Reinforcing their cross-company collaboration, OMRON Corporation led the round of investing in this week’s $65 million Series E funding. "OMRON is committed to developing life-saving cardiovascular health technologies in pursuit of our 'Going for Zero' vision to eliminate heart attacks and strokes. It is a lofty goal and, as we said when we evolved our vision, we cannot do it alone. That is why we seek like-minded partners, like AliveCor, to advance our initiatives and work together to save lives," said Isao Ogino, president and CEO of OMRON Healthcare.
Launching with $53 million, Umoja takes on a new approach to T-cell engineering immunotherapy. Rather than removing T-cells from patients, modifying them in the lab and returning them to the patient, Umoja delivers the genetic payload to T-cells directly in the patient to attack and destroy hematologic and solid, organ-based tumors. This allows the cells to expand and respond in a more natural manner, making it not only a faster and more accessible approach, but also safer and more effective. The company is slated for its first clinical trial to initiate in 2021 targeting pediatric osteosarcoma.

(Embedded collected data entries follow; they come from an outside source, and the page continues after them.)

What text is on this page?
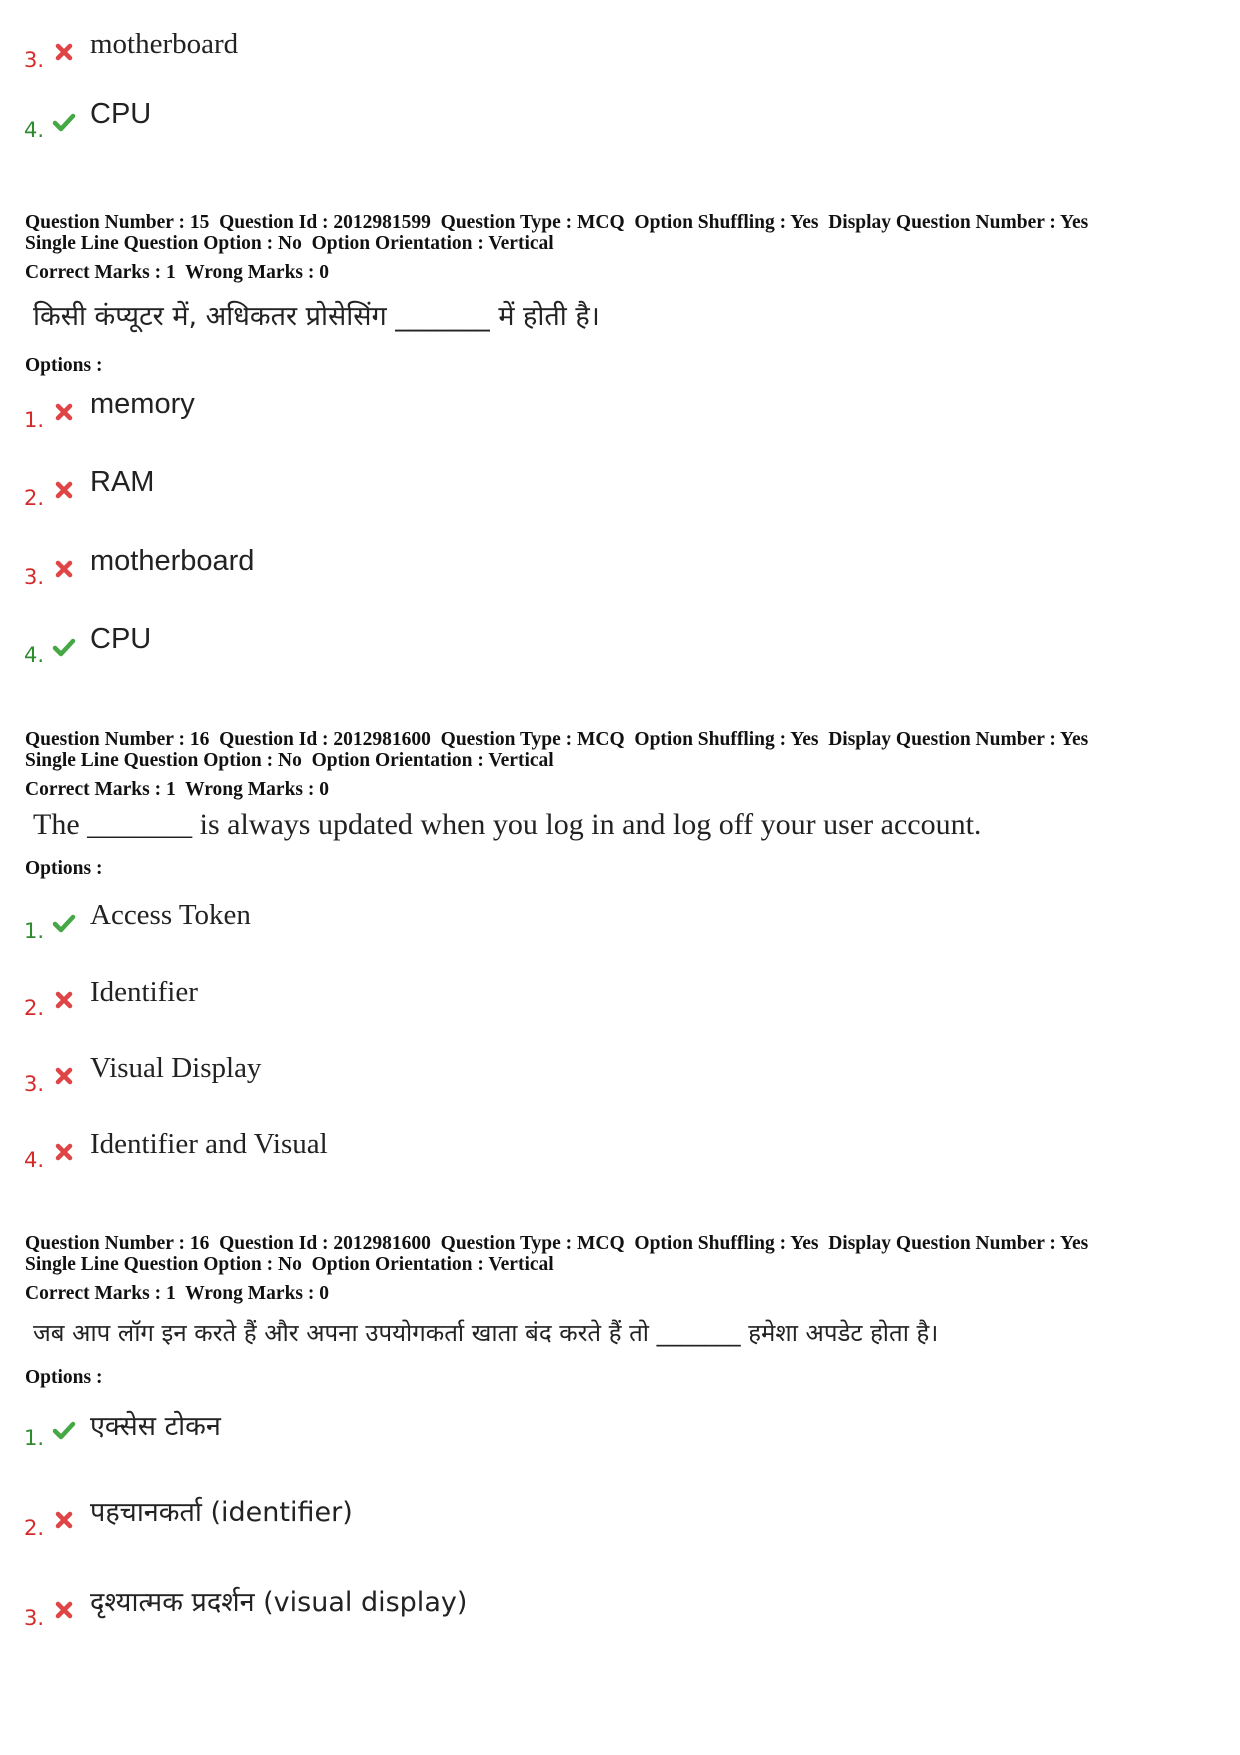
3. motherboard
4. CPU
Question Number : 15  Question Id : 2012981599  Question Type : MCQ  Option Shuffling : Yes  Display Question Number : Yes
Single Line Question Option : No  Option Orientation : Vertical
Correct Marks : 1  Wrong Marks : 0
किसी कंप्यूटर में, अधिकतर प्रोसेसिंग _______ में होती है।
Options :
1. memory
2. RAM
3. motherboard
4. CPU
Question Number : 16  Question Id : 2012981600  Question Type : MCQ  Option Shuffling : Yes  Display Question Number : Yes
Single Line Question Option : No  Option Orientation : Vertical
Correct Marks : 1  Wrong Marks : 0
The _______ is always updated when you log in and log off your user account.
Options :
1. Access Token
2. Identifier
3. Visual Display
4. Identifier and Visual
Question Number : 16  Question Id : 2012981600  Question Type : MCQ  Option Shuffling : Yes  Display Question Number : Yes
Single Line Question Option : No  Option Orientation : Vertical
Correct Marks : 1  Wrong Marks : 0
जब आप लॉग इन करते हैं और अपना उपयोगकर्ता खाता बंद करते हैं तो _______ हमेशा अपडेट होता है।
Options :
1. एक्सेस टोकन
2. पहचानकर्ता (identifier)
3. दृश्यात्मक प्रदर्शन (visual display)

Eluminex Biosciences Limited
China-based Eluminex is committed to the discovery and development of first-in-class and best-in-class therapies in the ophthalmic field. With a $50 million Series A in their pocket, Eluminex is building an innovative pipeline to address critical unmet medical needs in vision-threatening diseases for patients worldwide. The company is also eyeing future plans for establishing a global clinical and registration center in the San Francisco Bay Area.
Seizing an opportunity to take a different approach to the development of allogeneic cell therapies, Catamaran launched this week with $42 million to get them off the ground. Off-the-shelf therapies are the next frontier of immune therapies. Instead of using CAR T-cells, Catamaran is utilizing CAR-NK (natural killer) cells to develop potent therapies capable of reaching solid tumors. The company’s proprietary TAILWIND platform programs their therapy with NK cell-specific CAR architectures and potency-boosting switches to neutralize the hostile tumor microenvironment and enable efficacy against diverse cancer types. Catamaran’s therapies are made using healthy donor cells that are engineered and manufactured for off-the-shelf use, unlike current CAR-T therapies that take multiple weeks to manufacture.